Леха рассказал. Оказывается, Леха ее вообще впервые видел. Нет, он видел — в рекламе и в автожурналах, которые забывали на скамейках скверика, но вживую — впервые. Их вроде и в Москве-то еще нет. Их только еще на выставке в Брюсселе выставляли. Последний писк…
Эдик расстроился. Точно, избаловались. От рук совсем отбились. Наверняка, по Интернету купили, оплатив его карточкой и доставку. Наверняка нашкодили. Может, двойку получили, наконец? Или просто из баловства? Выпороть бы обоих для профилактики, но Эдика никогда самого не пороли, и он не представлял процедуры. Да и к чему забивать голову этой мелочевкой? Ну, купили и купили. Едет и ладно. С чего он на мальчишек взъелся? Просто во всем виновато…предчувствие…нехорошее такое…
Эдик знал, куда ехать. Кладбища в Москве расписаны по ранжиру и по чинам. Можно сообразить, где искать народного артиста, а где — судейскую крысу. Вскоре они шли вдоль рядов навороченных памятников и надгробий, частенько с красными звездами на фасаде — знак мента или вояки.
— Это он! — Леха замер, как вкопанный, вскинув указующий на памятник перст. И Эдика передернуло — с надгробия на него тяжело смотрел прокурор Троекуров. — Вот он, хахаль ее. Он что, уже загнулся? Вроде недавно они встречались…
— Это не хахаль, — буркнул Эдик. — Придурок похожий, бывает…
— Да нет, он это… — бормотал Леха, все глядя назад, так что Эдику чуть не за руку приходилось его тащить.
— Да похожий, похожий, — сказал Эдик. — Ну сам подумай, приезжаем на первое попавшееся кладбище — и вот он, уже концы отдал. Так не бывает.
— Бывает же… — согласился бомж, — но похожий мужик у нее.
— Да и хрен с ним, — сказал Эдик, выбрав подходящее надгробие. — Вот он, мой дружок.
Леха тут же смастерил очень скорбное лицо.

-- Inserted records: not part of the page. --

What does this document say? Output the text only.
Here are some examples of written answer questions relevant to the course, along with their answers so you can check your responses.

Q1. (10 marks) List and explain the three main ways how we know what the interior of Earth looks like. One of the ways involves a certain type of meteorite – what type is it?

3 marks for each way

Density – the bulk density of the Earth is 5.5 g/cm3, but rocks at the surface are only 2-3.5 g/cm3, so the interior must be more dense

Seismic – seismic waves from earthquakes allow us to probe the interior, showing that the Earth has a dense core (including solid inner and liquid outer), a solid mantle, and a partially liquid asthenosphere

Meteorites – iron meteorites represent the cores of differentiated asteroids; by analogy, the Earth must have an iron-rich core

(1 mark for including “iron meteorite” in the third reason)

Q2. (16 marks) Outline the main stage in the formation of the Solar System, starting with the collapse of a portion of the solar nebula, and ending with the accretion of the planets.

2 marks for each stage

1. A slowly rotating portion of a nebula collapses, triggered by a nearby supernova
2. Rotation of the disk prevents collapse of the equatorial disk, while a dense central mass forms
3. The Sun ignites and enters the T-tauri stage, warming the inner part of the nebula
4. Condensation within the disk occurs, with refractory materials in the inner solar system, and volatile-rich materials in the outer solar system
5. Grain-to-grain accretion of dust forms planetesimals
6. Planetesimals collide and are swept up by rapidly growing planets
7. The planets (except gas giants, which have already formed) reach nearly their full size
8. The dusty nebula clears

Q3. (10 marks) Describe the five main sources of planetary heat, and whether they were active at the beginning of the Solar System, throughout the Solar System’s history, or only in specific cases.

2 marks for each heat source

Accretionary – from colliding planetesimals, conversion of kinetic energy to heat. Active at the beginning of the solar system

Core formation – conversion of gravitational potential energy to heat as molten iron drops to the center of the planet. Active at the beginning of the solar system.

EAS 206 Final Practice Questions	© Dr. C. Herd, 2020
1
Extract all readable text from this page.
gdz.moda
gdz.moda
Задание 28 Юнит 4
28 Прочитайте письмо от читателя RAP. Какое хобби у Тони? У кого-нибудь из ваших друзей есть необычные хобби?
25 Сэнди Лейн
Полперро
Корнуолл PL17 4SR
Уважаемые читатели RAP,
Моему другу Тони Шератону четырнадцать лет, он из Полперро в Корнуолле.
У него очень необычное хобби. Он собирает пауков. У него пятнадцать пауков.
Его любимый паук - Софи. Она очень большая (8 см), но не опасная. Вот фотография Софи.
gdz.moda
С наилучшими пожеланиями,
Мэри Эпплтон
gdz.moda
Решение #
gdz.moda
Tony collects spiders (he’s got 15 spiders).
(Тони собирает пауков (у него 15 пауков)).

Сидя у могилы неизвестного Эдику Калистратова Феди Иваныча, Эдик пытался не показать окружающему миру свое потрясение Танькиным предательством. На этот раз здание его мировоззрения явно дало трещину, и душе Эдика угрожало сползание в пропасть недоверия, где, согласно его же мировоззрению, и обитают души прочих всех россиян. Чего-то туда не хотелось. Все равно придется оттуда выкарабкиваться, потому что без доверия ничего попутного не построить. Выкарабкиваться всегда труднее, лучше не сползать…и Эдик попытался не сползать, пытался понять Таньку, дуру эту, мерзавку, стукачку, которой он ничего плохого не сделал, он это ясно помнил. Или все-таки сделал? Иначе откуда такая ненависть? Может, она и впрямь больная?